4) American Rescue Plan funds, as well as other federal relief, provides much-needed funds to address our current crisis. The American Rescue Plan, via the State and Local Fiscal Recovery Funds, provided $7.3 billion to Pennsylvania to meet pandemic response needs and build a more equitable economy as the state recovered. As part of the 2021/22 budget, the state allocated about $4.6 billion ($3.8 transferred to the General Fund) and has a remaining balance of $2.7 billion.

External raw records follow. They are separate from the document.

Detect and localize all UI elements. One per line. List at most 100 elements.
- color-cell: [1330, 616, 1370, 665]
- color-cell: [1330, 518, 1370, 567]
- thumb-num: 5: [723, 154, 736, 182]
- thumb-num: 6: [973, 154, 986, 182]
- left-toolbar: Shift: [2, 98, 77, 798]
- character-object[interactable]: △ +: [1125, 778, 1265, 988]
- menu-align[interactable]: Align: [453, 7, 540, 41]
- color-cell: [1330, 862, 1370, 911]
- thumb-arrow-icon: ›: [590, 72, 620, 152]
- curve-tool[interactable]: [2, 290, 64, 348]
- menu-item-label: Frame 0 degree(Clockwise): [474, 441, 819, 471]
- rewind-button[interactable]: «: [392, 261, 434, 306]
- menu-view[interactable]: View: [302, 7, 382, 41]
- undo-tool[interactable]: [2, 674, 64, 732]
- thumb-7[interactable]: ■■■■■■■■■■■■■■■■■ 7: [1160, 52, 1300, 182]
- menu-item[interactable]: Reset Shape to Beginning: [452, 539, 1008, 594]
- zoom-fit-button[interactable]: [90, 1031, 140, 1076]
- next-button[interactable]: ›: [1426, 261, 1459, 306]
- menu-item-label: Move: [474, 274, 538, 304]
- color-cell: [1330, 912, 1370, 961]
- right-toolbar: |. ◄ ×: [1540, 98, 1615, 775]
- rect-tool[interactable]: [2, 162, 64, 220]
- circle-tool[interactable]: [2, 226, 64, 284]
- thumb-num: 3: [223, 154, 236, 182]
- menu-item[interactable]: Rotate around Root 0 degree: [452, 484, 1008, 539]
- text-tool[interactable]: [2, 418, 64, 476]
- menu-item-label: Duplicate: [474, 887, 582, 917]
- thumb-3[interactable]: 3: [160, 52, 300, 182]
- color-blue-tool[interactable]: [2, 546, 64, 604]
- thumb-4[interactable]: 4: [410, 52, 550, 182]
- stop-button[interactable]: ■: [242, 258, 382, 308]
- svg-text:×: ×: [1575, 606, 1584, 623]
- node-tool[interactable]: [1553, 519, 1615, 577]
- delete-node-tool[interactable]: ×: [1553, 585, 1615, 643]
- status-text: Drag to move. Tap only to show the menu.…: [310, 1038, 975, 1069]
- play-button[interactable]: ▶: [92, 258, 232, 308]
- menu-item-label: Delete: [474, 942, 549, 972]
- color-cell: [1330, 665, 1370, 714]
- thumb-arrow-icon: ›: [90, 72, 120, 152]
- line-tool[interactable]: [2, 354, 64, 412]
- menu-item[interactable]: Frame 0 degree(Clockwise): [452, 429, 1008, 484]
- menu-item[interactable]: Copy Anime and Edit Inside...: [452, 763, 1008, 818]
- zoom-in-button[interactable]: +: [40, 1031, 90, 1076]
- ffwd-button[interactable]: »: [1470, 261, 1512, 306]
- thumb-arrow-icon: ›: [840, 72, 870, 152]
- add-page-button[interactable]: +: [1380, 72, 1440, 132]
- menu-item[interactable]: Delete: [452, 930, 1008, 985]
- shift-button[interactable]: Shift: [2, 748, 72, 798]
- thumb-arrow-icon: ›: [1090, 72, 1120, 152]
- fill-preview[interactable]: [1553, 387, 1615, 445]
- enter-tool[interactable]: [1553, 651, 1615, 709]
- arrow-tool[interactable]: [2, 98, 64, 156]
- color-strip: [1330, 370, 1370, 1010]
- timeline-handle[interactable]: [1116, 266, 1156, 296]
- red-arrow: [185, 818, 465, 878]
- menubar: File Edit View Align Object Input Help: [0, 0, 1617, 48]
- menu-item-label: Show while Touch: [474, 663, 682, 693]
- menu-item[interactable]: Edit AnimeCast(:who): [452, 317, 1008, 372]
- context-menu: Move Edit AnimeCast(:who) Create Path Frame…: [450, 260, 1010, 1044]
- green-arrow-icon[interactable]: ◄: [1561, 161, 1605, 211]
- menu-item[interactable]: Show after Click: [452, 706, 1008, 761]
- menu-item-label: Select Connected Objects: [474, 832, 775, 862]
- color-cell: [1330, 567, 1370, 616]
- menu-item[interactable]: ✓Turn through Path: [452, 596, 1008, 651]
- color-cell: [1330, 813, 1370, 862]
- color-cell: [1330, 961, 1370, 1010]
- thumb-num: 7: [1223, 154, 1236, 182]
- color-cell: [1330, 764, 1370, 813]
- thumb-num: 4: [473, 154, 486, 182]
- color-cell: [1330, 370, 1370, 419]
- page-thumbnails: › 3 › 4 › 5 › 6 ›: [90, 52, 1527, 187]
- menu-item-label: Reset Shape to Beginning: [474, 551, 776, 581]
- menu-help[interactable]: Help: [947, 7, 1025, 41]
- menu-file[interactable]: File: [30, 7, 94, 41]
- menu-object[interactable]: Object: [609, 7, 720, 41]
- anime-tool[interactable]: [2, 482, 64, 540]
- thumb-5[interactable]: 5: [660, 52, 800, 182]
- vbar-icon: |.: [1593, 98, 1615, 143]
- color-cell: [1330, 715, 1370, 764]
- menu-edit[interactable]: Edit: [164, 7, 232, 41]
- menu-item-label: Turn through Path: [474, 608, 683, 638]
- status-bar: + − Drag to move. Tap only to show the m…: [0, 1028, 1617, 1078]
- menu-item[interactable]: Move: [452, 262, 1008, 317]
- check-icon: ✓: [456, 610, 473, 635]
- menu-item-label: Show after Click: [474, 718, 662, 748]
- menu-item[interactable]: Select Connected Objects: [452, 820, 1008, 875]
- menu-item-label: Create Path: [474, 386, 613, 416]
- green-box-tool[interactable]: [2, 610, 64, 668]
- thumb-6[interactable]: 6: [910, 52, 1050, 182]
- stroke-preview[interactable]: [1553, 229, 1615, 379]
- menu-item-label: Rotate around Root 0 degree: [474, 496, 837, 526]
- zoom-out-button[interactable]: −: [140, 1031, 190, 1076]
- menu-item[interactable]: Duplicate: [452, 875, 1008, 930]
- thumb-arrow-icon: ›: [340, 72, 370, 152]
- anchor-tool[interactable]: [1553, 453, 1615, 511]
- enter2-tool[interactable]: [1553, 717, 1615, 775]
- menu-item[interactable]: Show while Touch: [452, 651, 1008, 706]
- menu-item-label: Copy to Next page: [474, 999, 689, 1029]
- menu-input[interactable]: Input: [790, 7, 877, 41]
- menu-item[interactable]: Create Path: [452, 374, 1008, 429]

Other federal support via the Infrastructure Investment and Jobs Act (IIJA) passed at the end of 2021, and other packages still being negotiated (Build Back Better) will provide Pennsylvania with an additional influx of funds.
5) Federal support in the form of the expanded Federal Medicaid Assistance Percentage (FMAP) provided Pennsylvania with savings of an estimated $2.4 billion by the end of the year. In order to help states through the pandemic, the federal government raised its reimbursement rate for Medicaid. Pennsylvania’s reimbursement rate, which had been at about 50% of the cost of the program, was increased by 6.2 percentage points. The budget adopted in June assumed that the FMAP rate would continue at a higher level through the first half of the fiscal year, thus $1.2 billion in savings is included in the budget surplus number in row #1. Via the Department of Health and Human Services, the federal government renewed the COVID-related public health emergency through April 16, 2022. Under federal law, the higher FMAP continues through the end of any quarter through which a public health emergency has been declared. So, the 6.2 percentage point bump in the federal government’s share of Medicaid will continue to the end of the fiscal year, reducing General Fund expenditures by another $1.2 billion in this fiscal year, as shown in in row #5.
If the federal public health emergency continues into the next fiscal year, we can expect additional savings.
As we head into budget season with the governor’s proposed budget release next week, Pennsylvania finds itself in a better financial position than expected given the breadth and seriousness of the crisis we’ve faced over the last two years. This status is thanks to the federal government in large part. Pennsylvania should seize this once-in-a-lifetime opportunity.
This week, we saw two major proposals for spending this surplus. Earlier in the week, PBPC stood with House and Senate Democrats in support of a $3.75-billion plan to make K-12 school funding more equitable. Later in the week, Governor Wolf and House and Senate Democrats announced a $1.7 billion plan to use America Rescue Plan funds to help Pennsylvanians have a brighter future: those with low-incomes, small business owners, homeowners and renters, those who are dealing with mental illness, and others, who are still dealing with problems created by the pandemic. Pennsylvania Budget and Policy Center supports this plan and will be talking more about it and other ways we can use the extraordinary, accumulated surplus to make higher education more affordable and accessible, improve job quality and wages across the Commonwealth, and strengthen vital human services.